Eventually turning to the future, Pichai writes: “We’re just beginning to see what the next wave of technology is capable of and how quickly it can improve,” pointing to the one million people using generative AI in Google Workspace, flood forecasting technologies, and Google’s AlphaFold database, which Pichai says has implications for tackling problems from antibiotic resistance to plastic pollution.
Pichai also points to Google’s decades-long exploration of AI technologies, in a tone perhaps somewhat defensive to critics who say Google has been left behind by the likes of Chat GPT, which is developed by OpenAI, a subsidiary of Microsoft. As the topic of the hour, it seems remiss that a company that has striven to be at the forefront of tech innovation for 25 years should find itself on the back foot.

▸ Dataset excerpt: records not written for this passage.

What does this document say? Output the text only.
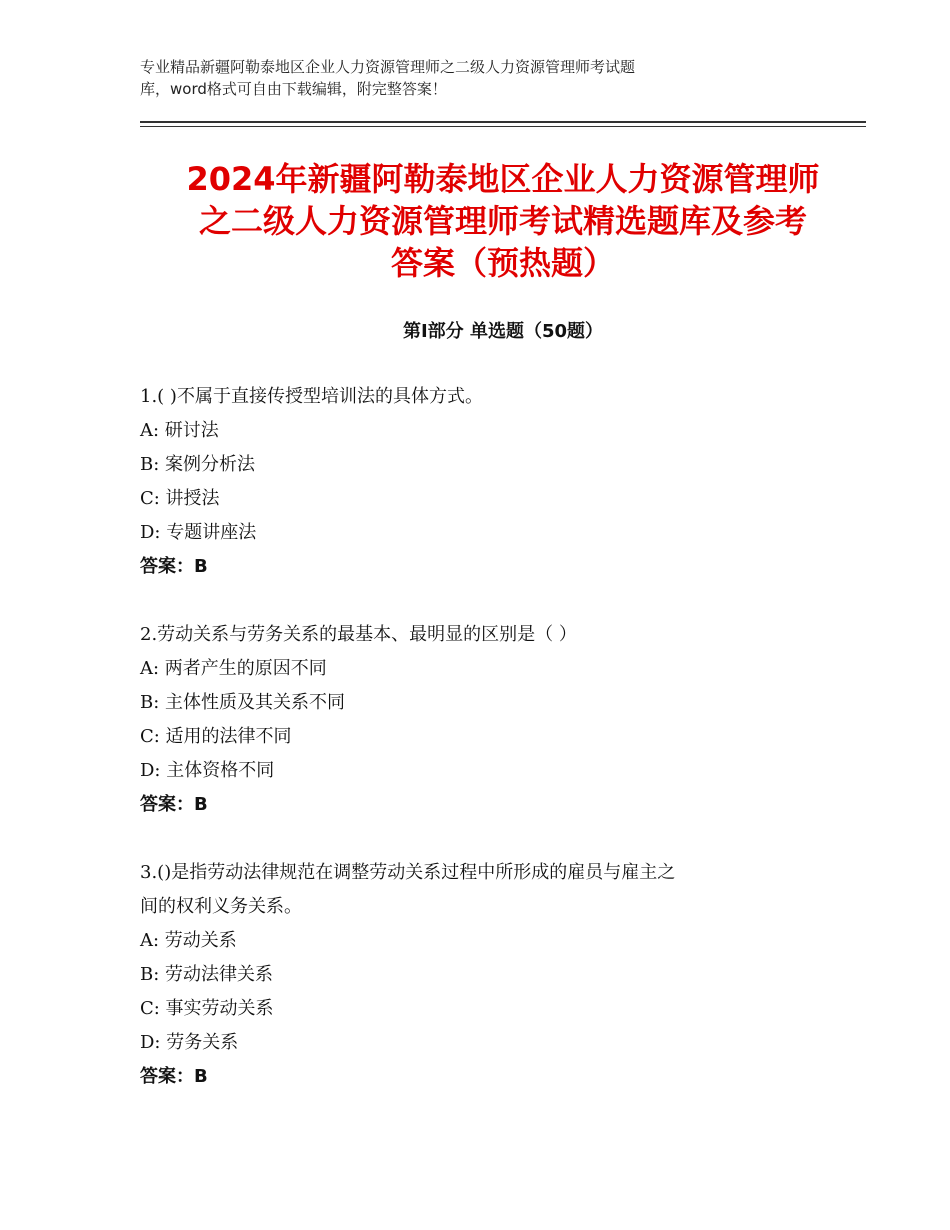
专业精品新疆阿勒泰地区企业人力资源管理师之二级人力资源管理师考试题
库，word格式可自由下载编辑，附完整答案！
2024年新疆阿勒泰地区企业人力资源管理师
之二级人力资源管理师考试精选题库及参考
答案（预热题）
第I部分 单选题（50题）

1.( )不属于直接传授型培训法的具体方式。

A: 研讨法

B: 案例分析法

C: 讲授法

D: 专题讲座法

答案：B

2.劳动关系与劳务关系的最基本、最明显的区别是（ ）

A: 两者产生的原因不同

B: 主体性质及其关系不同

C: 适用的法律不同

D: 主体资格不同

答案：B

3.()是指劳动法律规范在调整劳动关系过程中所形成的雇员与雇主之

间的权利义务关系。

A: 劳动关系

B: 劳动法律关系

C: 事实劳动关系

D: 劳务关系

答案：B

But not everyone agrees: “I do not really buy into the ‘they missed the boat on AI’ conversation,” Analyst Carolina Milanesi, from the firm Creative Strategies, told the Guardian. “The opportunity for them is in AI both on the consumer and enterprise side.”
So, the next 25 years of Google will surely see a serious foray into artificial intelligence and likely continued work on that other recent tech obsession, the Metaverse. If all of that sounds a bit complex/post human, well, you could always click onto Chrome and Google yourself up a nice pizza to take your mind off it. In the meantime, hopefully they can get Google Maps to work properly, too.